Customizing your products:

Nike Make it Your is an example of customize your products Even if the concept of customization is not recent, we can see that retailers are increasingly innovating in order to offer customised experiences to their customers, Whether you want to buy sneakers, glasses or enjoy a unique experience, brands are working hard to offer products that are unlike any others. Not only are customers attracted to brands but they also want a product or a personalized experience. At Nike or Converse in Manhattan, a full floor of the store is dedicated to personalizing your shoes: from the color of the laces to the printing of specific words, anything is possible. What matters is that the customer is the actor of this customization. Previously, he/she was offered different models from which to pick. Now, the customer is the one in charge of the design: at Nike, one designates the color of the logo, the inscriptions on the sneakers or the color of the laces.

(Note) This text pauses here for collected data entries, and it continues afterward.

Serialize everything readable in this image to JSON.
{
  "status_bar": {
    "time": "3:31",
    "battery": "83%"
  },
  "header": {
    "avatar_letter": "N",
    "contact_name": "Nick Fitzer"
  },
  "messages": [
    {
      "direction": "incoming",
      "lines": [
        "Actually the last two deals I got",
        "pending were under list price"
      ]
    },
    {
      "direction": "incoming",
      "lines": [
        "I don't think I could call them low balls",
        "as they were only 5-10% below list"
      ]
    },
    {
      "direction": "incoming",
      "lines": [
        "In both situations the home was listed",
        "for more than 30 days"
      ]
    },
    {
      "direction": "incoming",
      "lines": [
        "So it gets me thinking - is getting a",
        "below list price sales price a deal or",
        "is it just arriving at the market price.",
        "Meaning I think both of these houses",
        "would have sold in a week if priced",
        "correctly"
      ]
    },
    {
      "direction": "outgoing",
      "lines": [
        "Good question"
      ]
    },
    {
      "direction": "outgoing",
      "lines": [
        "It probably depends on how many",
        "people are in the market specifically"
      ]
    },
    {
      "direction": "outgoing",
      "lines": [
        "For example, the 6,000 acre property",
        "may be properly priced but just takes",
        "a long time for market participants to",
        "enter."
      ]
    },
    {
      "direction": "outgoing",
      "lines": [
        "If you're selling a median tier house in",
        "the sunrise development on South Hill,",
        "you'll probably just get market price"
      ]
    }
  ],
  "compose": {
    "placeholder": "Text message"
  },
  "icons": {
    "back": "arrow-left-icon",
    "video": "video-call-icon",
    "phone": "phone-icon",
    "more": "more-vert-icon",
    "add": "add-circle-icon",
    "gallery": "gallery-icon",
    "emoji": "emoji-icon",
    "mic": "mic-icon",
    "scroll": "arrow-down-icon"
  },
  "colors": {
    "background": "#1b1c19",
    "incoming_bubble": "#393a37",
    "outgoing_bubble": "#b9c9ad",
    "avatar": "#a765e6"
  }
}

The Battle of the platforms:

The Amazon vs. WalMart war will continue in 2018 and will above all show the need for brands and stores to become global platforms. WalMart is increasing its online presence through numerous acquisitions to counter Amazon, which is trying to reinforce its proximity with customers by opening its own bookstores or buying existing store chains such as Whole Foods. People do not go to stores (offline or online) to buy a product, but to benefit from the services coming around this purchase. This platform translates into in-store service offerings, which come before or after the purchase. We can see online that the big players all want to become global platforms: Uber recently launched a credit card, Airbnb is involved in the booking of airline tickets or restaurants. This kind of platform requires a very powerful IT infrastructure. In the physical world, we can see that coworking space leader  WeWork recently acquired Meetup to develop its platform dimension.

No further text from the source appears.